「邪魔モノにしないで!」 大型トラックが高速道路でゆっくり走行 「なぜ速度出せない?」 実情はいかに

高速道路を走行していると大型トラックがゆっくりと走行していることがあります。ときには複数車線を塞ぐようになっている場合もありますが、トラックの走行ルールはどのようになっているのでしょうか。

高速道路では、トラックは左側が基本!

 例年、ゴールデンウィークといった長期休暇では、高速道路を利用して移動する人が多くなる傾向にあります。
 
 そんななか、大型トラックなどが追越し車線をゆっくり走っていることもありますが、大型トラックの走行ルールはどのようになっているのでしょうか。

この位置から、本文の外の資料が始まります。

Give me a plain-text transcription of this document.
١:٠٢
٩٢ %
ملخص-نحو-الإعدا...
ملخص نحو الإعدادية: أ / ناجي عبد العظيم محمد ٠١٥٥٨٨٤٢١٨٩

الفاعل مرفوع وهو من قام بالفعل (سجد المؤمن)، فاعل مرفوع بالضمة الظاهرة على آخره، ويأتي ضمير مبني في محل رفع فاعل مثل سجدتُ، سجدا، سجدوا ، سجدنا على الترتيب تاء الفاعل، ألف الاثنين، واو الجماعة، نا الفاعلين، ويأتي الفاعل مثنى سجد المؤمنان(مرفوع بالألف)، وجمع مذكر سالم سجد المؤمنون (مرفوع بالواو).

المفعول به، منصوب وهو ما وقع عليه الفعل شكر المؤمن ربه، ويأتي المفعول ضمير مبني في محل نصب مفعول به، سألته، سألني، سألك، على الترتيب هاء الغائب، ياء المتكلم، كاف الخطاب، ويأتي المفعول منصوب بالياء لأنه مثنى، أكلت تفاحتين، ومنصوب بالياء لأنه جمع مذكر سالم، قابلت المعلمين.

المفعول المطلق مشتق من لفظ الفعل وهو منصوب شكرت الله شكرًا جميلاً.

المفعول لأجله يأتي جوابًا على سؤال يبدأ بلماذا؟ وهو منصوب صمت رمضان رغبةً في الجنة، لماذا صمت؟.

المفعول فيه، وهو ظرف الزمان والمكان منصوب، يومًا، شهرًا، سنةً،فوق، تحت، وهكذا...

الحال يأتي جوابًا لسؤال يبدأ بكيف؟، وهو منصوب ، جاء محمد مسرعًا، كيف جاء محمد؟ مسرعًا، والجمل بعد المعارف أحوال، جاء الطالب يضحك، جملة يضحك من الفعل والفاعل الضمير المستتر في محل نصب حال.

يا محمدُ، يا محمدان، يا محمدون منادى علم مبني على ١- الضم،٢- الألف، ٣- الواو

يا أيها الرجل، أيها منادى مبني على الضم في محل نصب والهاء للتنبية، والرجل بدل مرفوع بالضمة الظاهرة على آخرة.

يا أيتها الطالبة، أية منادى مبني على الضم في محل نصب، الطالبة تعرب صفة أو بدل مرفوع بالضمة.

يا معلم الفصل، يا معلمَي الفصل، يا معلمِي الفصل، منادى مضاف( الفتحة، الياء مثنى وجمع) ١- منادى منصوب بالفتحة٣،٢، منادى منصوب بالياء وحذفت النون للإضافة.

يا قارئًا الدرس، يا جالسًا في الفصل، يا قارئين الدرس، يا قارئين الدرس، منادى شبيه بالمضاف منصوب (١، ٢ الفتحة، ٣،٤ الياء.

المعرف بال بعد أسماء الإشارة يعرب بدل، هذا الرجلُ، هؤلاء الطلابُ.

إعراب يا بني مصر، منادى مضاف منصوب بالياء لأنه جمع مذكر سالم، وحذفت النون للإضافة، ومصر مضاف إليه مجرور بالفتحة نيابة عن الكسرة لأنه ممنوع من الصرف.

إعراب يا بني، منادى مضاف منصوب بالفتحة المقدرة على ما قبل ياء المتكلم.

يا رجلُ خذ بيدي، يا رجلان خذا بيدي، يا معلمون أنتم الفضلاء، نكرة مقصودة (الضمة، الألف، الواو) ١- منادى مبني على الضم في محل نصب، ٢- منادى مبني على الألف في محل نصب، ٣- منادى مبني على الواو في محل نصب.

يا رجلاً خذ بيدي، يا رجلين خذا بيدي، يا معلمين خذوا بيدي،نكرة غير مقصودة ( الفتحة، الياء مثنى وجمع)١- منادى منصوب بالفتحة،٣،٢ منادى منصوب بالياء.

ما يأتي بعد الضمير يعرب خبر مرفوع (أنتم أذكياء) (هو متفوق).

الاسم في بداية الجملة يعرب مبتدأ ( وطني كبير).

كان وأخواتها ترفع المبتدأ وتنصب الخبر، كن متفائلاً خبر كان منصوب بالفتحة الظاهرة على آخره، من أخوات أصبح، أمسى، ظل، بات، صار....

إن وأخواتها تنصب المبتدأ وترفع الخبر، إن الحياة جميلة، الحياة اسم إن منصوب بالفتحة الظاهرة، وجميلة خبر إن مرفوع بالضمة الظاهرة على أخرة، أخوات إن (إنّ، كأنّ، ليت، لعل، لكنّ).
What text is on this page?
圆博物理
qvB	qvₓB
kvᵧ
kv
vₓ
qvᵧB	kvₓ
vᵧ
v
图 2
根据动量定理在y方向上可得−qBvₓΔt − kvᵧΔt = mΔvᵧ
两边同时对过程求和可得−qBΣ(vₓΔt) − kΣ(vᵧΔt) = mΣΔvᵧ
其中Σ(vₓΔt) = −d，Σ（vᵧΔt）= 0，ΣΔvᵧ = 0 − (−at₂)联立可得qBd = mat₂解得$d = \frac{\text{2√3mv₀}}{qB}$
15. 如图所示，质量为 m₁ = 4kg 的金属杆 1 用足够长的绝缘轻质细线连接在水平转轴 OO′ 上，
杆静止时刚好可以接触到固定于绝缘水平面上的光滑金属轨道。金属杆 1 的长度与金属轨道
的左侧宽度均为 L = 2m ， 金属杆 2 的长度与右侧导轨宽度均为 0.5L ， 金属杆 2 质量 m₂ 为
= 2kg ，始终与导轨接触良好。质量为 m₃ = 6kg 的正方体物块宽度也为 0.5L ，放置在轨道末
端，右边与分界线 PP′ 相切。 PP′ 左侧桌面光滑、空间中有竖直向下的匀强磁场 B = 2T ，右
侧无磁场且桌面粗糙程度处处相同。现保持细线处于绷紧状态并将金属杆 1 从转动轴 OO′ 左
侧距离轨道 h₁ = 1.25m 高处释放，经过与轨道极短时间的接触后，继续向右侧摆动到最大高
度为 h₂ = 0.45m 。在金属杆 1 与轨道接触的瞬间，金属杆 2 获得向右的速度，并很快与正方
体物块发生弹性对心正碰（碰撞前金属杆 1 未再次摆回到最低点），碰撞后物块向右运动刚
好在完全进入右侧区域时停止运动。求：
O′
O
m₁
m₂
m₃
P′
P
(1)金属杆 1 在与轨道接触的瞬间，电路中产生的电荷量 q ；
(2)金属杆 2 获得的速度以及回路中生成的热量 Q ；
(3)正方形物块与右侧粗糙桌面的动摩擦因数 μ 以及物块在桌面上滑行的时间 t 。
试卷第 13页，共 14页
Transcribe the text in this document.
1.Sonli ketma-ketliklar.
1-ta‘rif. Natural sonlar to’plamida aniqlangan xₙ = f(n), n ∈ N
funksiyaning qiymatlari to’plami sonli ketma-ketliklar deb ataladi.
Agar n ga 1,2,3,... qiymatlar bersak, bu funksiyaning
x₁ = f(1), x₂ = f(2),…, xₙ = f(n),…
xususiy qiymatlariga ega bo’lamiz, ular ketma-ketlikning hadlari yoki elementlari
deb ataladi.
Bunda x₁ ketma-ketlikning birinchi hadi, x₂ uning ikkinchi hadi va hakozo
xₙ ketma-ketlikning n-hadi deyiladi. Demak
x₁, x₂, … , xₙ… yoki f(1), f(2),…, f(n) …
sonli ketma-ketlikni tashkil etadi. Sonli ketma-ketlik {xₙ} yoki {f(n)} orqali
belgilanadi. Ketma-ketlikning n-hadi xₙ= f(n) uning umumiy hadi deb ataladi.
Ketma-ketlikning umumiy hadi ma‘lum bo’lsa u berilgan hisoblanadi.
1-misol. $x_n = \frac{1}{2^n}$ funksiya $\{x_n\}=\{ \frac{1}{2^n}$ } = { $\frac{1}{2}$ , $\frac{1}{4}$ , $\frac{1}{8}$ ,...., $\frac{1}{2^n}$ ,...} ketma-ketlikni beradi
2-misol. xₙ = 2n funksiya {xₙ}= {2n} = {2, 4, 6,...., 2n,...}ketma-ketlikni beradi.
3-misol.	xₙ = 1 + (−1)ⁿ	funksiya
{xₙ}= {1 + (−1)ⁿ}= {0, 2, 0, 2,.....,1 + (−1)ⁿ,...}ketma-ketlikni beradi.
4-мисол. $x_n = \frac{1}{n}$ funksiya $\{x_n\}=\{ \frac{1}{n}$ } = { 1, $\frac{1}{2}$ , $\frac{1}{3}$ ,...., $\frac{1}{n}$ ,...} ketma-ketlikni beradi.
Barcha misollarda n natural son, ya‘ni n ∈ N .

物流を支える大型トラック 早く荷物を届けなきゃ…でも速くは走れない訳とは
物流を支える大型トラック 早く荷物を届けなきゃ…でも速くは走れない訳とは

 高速道路は、片側1車線から3車線が一般的で、もっとも右側の車線は「追い越し車線」、その左側の車線については「走行車線」となります。

 なお、追い越し車線については、道路交通法第20条3項において「前方車両を追い越すとき」、「緊急車両等に進路を譲るとき」、「道路状況やそのほかの事情によってやむを得ないとき」の3つのケースで走行可能であると表されています。

 一方で、高速道路の路肩にはトラックが描かれた標識「特定の種類の車両の通行区分」が設置されていることがあり、これは基本的に「この区間ではトラックは1番左側の車線を走行するように」と指示されたものです。

 事実、高速道路を走行している際、左側の車線にトラックが多いと感じたことのある人も多いでしょう。

 現役トラックドライバーU氏は、高速道路でのトラック走行について「大型トラックは、高速道路では制限速度が80km/hと定められていて、スピードリミッターが搭載されているので、速度が出せても上限は90km/hほどとなります(総重量8t超の場合)」と話します。

 高速道路における乗用車の上限速度は、東名高速道路や東北自動車道の一部区間では120km/hとされており、100km/hほどであることも珍しくありません。

 そうしたなかで、トラックは80km/hまでとされているため、必然的にゆるやかな速度域である左側を走行することになるのです。

 また「デジタルタコグラフ」の搭載も、左側をゆっくりと走行する理由のひとつになっているといいます。

 デジタルタコグラフとは、主に速度や走行時間、走行距離を計測するもので、最新のものになると急加速や急減速なども記録しています。

 これにより、トラックドライバーはその運転方法を常に記録されている状態となり、常に一定の走行を意識することになるのだそうです。

  U氏は、一定の走行が求められる理由について、以下のように説明します。 

「『お客さまの荷物を安全に運ぶことができるから』というのが1番の理由です。

 加えて、ガソリン代の高騰が著しい現状もあって、できるだけ燃費を稼ぎたいというのも本音です。